Güncelleme Tarihi:
Herkes gibi çocuklar da zaman zaman yalan söylerler. En çok da hatalı bir davranıştan sonra cezalandırılma korkusuyla. Bu da aslında çocukların hatalı davranışları karşısındaki ebeveyn tutumunun ne kadar önemli olduğunu gösteriyor. Bu nedenle Tim Hopgood’un yazıp David Tazzyman’in resimlediği ‘Ali’ye Göre Gerçek’ çocuklar için olduğu kadar ebeveynler için de bir rehber niteliğinde. Ama kitabın öncelikli derdi elbette çocukların yalan ve gerçek gibi anlaşılması zor iki soyut kavramı anlamalarına yardımcı olmak. Üstelik bunu hiç nasihat vermeden, son derece eğlenceli bir öyküyle çocuğun kendi yolunu bulmasına fırsat tanıyarak yapıyor.
Her şey Ali’nin, annesinin uyarısına rağmen, gizlice ağabeyinin bisikletine binmesiyle başlıyor. Kendince masum bir istekle başlayan bu kaçamak ufak bir kaza sonucu hem bisikletin zarar görmesine hem de annesinin arabasının çizilmesine neden oluyor. Ve Ali’nin yalanla, dolayısıyla da gerçekle imtihanı başlamış oluyor. Tim Hopgood, yalanı alışılmışın aksine gerçek üzerinden ve gerçeği de somut bir karaktere dönüştürerek anlatıyor. Zaten kitabın girişinde Ali’yle Gerçek’i iki küs arkadaş gibi, birbirlerine sırt çevirmiş halde görüyoruz. Gerçek, Ali boylarında, gri bir hamura benziyor. Oyun hamuru gibi şekilden şekle sokulası bir hali var. Ali de böyle düşünmüş olmalı ki Gerçek’le biraz oynamaya karar veriyor. Tabii bu sayede annesinin sorgulamasından, hatasının sonuçlarından kaçabileceğini de umuyor.

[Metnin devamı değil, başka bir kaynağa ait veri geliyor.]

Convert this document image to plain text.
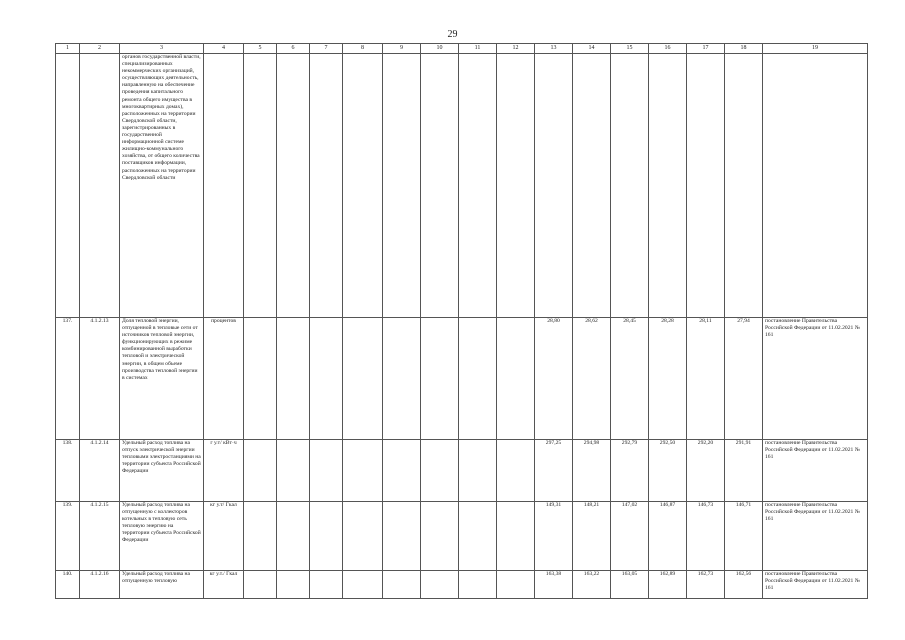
29
1	2	3	4	5	6	7	8	9	10	11	12	13	14	15	16	17	18	19
		органов государственной власти, специализированных некоммерческих организаций, осуществляющих деятельность, направленную на обеспечение проведения капитального ремонта общего имущества в многоквартирных домах), расположенных на территории Свердловской области, зарегистрированных в государственной информационной системе жилищно-коммунального хозяйства, от общего количества поставщиков информации, расположенных на территории Свердловской области																
137.	4.1.2.13	Доля тепловой энергии, отпущенной в тепловые сети от источников тепловой энергии, функционирующих в режиме комбинированной выработки тепловой и электрической энергии, в общем объеме производства тепловой энергии в системах	процентов									28,80	28,62	28,45	28,28	28,11	27,94	постановление Правительства Российской Федерации от 11.02.2021 № 161
138.	4.1.2.14	Удельный расход топлива на отпуск электрической энергии тепловыми электростанциями на территории субъекта Российской Федерации	г у.т/ кВт·ч									297,25	294,98	292,79	292,50	292,20	291,91	постановление Правительства Российской Федерации от 11.02.2021 № 161
139.	4.1.2.15	Удельный расход топлива на отпущенную с коллекторов котельных в тепловую сеть тепловую энергию на территории субъекта Российской Федерации	кг у.т/ Гкал									149,31	148,21	147,02	146,87	146,73	146,71	постановление Правительства Российской Федерации от 11.02.2021 № 161
140.	4.1.2.16	Удельный расход топлива на отпущенную тепловую	кг у.т./ Гкал									163,38	163,22	163,05	162,89	162,73	162,56	постановление Правительства Российской Федерации от 11.02.2021 № 161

Ali, Gerçek’i önce çarpıtıyor. Aklı yatmayınca onu esnetmeyi, sonra saklamayı, o da olmayınca görmezden gelmeyi deniyor. Her bir durum için yalan olduğu çok aşikâr minik hikâyeler uyduruyor. Havalı bir prensesten tutun kayıp bir uzaylıya kadar katıp karıştırmadığı kalmıyor mevzuya. David Tazzyman’in karikatüristik çizimlerinin de etkisiyle birbirinden komik sahneler çıkıyor ortaya.
Tim Hopgood bu sayede çocukların zaten içinde bulundukları gerilime ilaveten bir de söyledikleri yalandan ürküp korkmalarının önünü kapatarak akıl ve sağduyu yoluyla doğruyu bulmalarına kapı aralıyor. Böylece gerçek üzerindeki, ufak tefek de olsa, her türlü tahribatın aslında yalana denk düştüğü, gerçeği eğip bükmenin göründüğü kadar kolay olmadığı hem çok esprili hem de gerilimden uzak, rahatlatıcı bir şekilde kendiliğinden ortaya çıkmış oluyor. Ayrıca yalanımız tutmuş ve paçayı kurtarmış olsak bile, gerçek gözlerini üzerimize diktiği müddetçe derin bir “ohh” çekmenin pek mümkün olmadığı da...
Anlayacağınız Ali çetin bir sınavdan geçiyor. Gerçek’le aralarının bozuk olduğunu da düşünürsek işi biraz zor gibi. Ama belli mi olur, belki de her şeye rağmen barışıp iki iyi arkadaş olmanın bir yolunu bulabilirler. Kim bilir?